Reproductive rights are not the only fundamental rights being ripped away from women in the world today. Since the Taliban's takeover of the Afghan government in 2021, girls and women have been denied the right to education after grade six, healthcare has become increasingly difficult to access, and they are entirely excluded from formal politics in the country. Some may argue that this is an extreme case and does not accurately reflect the current global reality, but it highlights how fragile women's rights remain, even where progress once seemed secure. In a similar vein, South Korea's Ministry of Gender Equality narrowly survived abolition and is now being rebooted to address gender issues more broadly. Even established institutions and laws are facing rollback and redefinition as patriarchal and sexist views grow in popularity.
Control over people's bodies does not end there. Gender-based violence and sexual assault are pervasive issues that have been an essential part of the feminist agenda. More importantly, they persist due to ineffective measures on the part of governments, institutions, and society itself. Almost 1 in 3 women globally has faced physical and/or sexual violence at least once in their lives. These are the circumstances of supposed peacetime. In 2023 alone, the UN recorded 3,600 reported cases of sexual violence in war zones in the DRC, Haiti, Myanmar and Sudan. Unfortunately, this is only the tip of the iceberg. Most cases go unreported since there are no proper frameworks to deal with them, or the existing ones are more symbolic than functional.
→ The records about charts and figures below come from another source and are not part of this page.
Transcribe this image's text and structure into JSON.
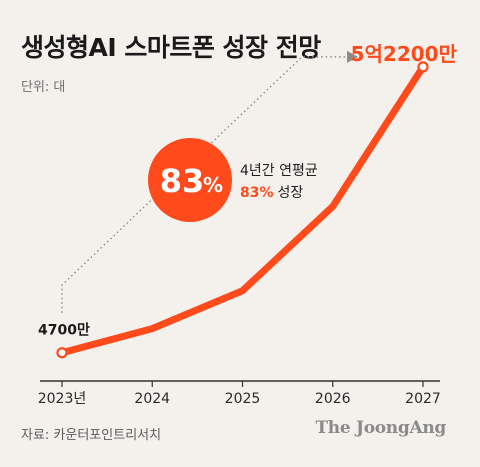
{
  "title": "생성형AI 스마트폰 성장 전망",
  "unit": "단위: 대",
  "source": "자료: 카운터포인트리서치",
  "logo": "The JoongAng",
  "accent_color": "#ff4a1c",
  "callout": {
    "value": "83",
    "percent_sign": "%",
    "line1": "4년간 연평균",
    "line2_value": "83%",
    "line2_text": "성장"
  },
  "chart_data": {
    "type": "line",
    "title": "생성형AI 스마트폰 성장 전망",
    "xlabel": "",
    "ylabel": "",
    "categories": [
      "2023년",
      "2024",
      "2025",
      "2026",
      "2027"
    ],
    "values": [
      47000000,
      87000000,
      150000000,
      290000000,
      522000000
    ],
    "ylim": [
      0,
      560000000
    ],
    "grid": false,
    "data_labels": [
      {
        "index": 0,
        "text": "4700만"
      },
      {
        "index": 4,
        "text": "5억2200만"
      }
    ]
  }
}
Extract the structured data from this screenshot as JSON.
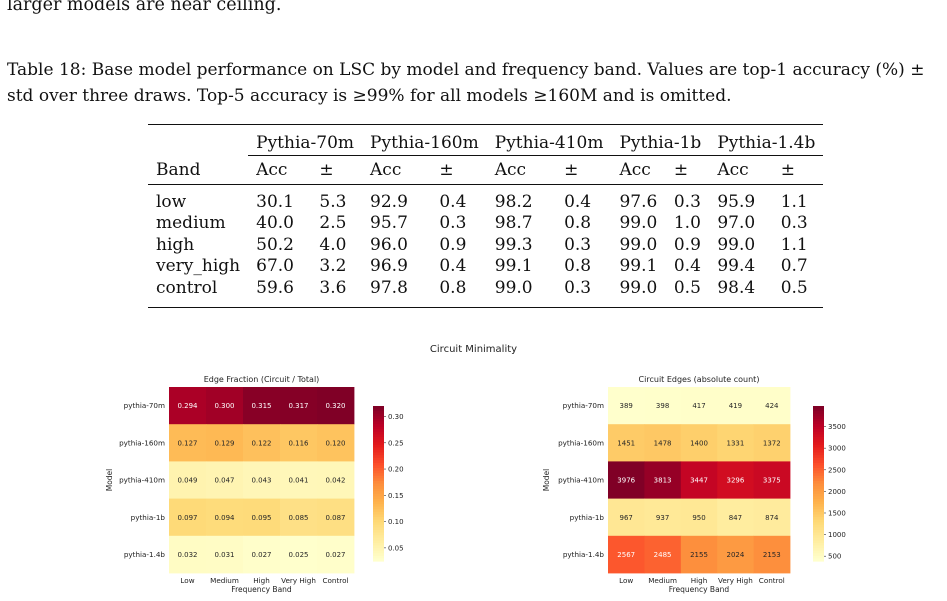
{
  "top_text": "larger models are near ceiling.",
  "caption": "Table 18: Base model performance on LSC by model and frequency band. Values are top-1 accuracy (%) ± std over three draws. Top-5 accuracy is ≥99% for all models ≥160M and is omitted.",
  "table": {
    "band_header": "Band",
    "models": [
      "Pythia-70m",
      "Pythia-160m",
      "Pythia-410m",
      "Pythia-1b",
      "Pythia-1.4b"
    ],
    "acc_label": "Acc",
    "pm_label": "±",
    "rows": [
      {
        "band": "low",
        "cells": [
          "30.1",
          "5.3",
          "92.9",
          "0.4",
          "98.2",
          "0.4",
          "97.6",
          "0.3",
          "95.9",
          "1.1"
        ]
      },
      {
        "band": "medium",
        "cells": [
          "40.0",
          "2.5",
          "95.7",
          "0.3",
          "98.7",
          "0.8",
          "99.0",
          "1.0",
          "97.0",
          "0.3"
        ]
      },
      {
        "band": "high",
        "cells": [
          "50.2",
          "4.0",
          "96.0",
          "0.9",
          "99.3",
          "0.3",
          "99.0",
          "0.9",
          "99.0",
          "1.1"
        ]
      },
      {
        "band": "very_high",
        "cells": [
          "67.0",
          "3.2",
          "96.9",
          "0.4",
          "99.1",
          "0.8",
          "99.1",
          "0.4",
          "99.4",
          "0.7"
        ]
      },
      {
        "band": "control",
        "cells": [
          "59.6",
          "3.6",
          "97.8",
          "0.8",
          "99.0",
          "0.3",
          "99.0",
          "0.5",
          "98.4",
          "0.5"
        ]
      }
    ]
  },
  "figure_title": "Circuit Minimality",
  "chart_data": [
    {
      "type": "heatmap",
      "title": "Edge Fraction (Circuit / Total)",
      "xlabel": "Frequency Band",
      "ylabel": "Model",
      "x": [
        "Low",
        "Medium",
        "High",
        "Very High",
        "Control"
      ],
      "y": [
        "pythia-70m",
        "pythia-160m",
        "pythia-410m",
        "pythia-1b",
        "pythia-1.4b"
      ],
      "values": [
        [
          0.294,
          0.3,
          0.315,
          0.317,
          0.32
        ],
        [
          0.127,
          0.129,
          0.122,
          0.116,
          0.12
        ],
        [
          0.049,
          0.047,
          0.043,
          0.041,
          0.042
        ],
        [
          0.097,
          0.094,
          0.095,
          0.085,
          0.087
        ],
        [
          0.032,
          0.031,
          0.027,
          0.025,
          0.027
        ]
      ],
      "labels": [
        [
          "0.294",
          "0.300",
          "0.315",
          "0.317",
          "0.320"
        ],
        [
          "0.127",
          "0.129",
          "0.122",
          "0.116",
          "0.120"
        ],
        [
          "0.049",
          "0.047",
          "0.043",
          "0.041",
          "0.042"
        ],
        [
          "0.097",
          "0.094",
          "0.095",
          "0.085",
          "0.087"
        ],
        [
          "0.032",
          "0.031",
          "0.027",
          "0.025",
          "0.027"
        ]
      ],
      "colorscale": "YlOrRd",
      "vmin": 0.025,
      "vmax": 0.32,
      "colorbar_ticks": [
        0.05,
        0.1,
        0.15,
        0.2,
        0.25,
        0.3
      ],
      "colorbar_labels": [
        "0.05",
        "0.10",
        "0.15",
        "0.20",
        "0.25",
        "0.30"
      ]
    },
    {
      "type": "heatmap",
      "title": "Circuit Edges (absolute count)",
      "xlabel": "Frequency Band",
      "ylabel": "Model",
      "x": [
        "Low",
        "Medium",
        "High",
        "Very High",
        "Control"
      ],
      "y": [
        "pythia-70m",
        "pythia-160m",
        "pythia-410m",
        "pythia-1b",
        "pythia-1.4b"
      ],
      "values": [
        [
          389,
          398,
          417,
          419,
          424
        ],
        [
          1451,
          1478,
          1400,
          1331,
          1372
        ],
        [
          3976,
          3813,
          3447,
          3296,
          3375
        ],
        [
          967,
          937,
          950,
          847,
          874
        ],
        [
          2567,
          2485,
          2155,
          2024,
          2153
        ]
      ],
      "labels": [
        [
          "389",
          "398",
          "417",
          "419",
          "424"
        ],
        [
          "1451",
          "1478",
          "1400",
          "1331",
          "1372"
        ],
        [
          "3976",
          "3813",
          "3447",
          "3296",
          "3375"
        ],
        [
          "967",
          "937",
          "950",
          "847",
          "874"
        ],
        [
          "2567",
          "2485",
          "2155",
          "2024",
          "2153"
        ]
      ],
      "colorscale": "YlOrRd",
      "vmin": 389,
      "vmax": 3976,
      "colorbar_ticks": [
        500,
        1000,
        1500,
        2000,
        2500,
        3000,
        3500
      ],
      "colorbar_labels": [
        "500",
        "1000",
        "1500",
        "2000",
        "2500",
        "3000",
        "3500"
      ]
    }
  ]
}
It is important to note that the feminist movement is not exclusively concerned with women. It is becoming increasingly intersectional as it diversifies its ideologies to better incorporate people of all genders, races, and sexual orientations. The fourth wave exists in a world where rights once considered secure are being stripped away, where systemic inequalities persist across sectors, and where the fight for bodily autonomy remains as urgent as ever. Across the world, activists, organisations and grassroots movements are resisting, organising and insisting on rights and protections that remain precarious.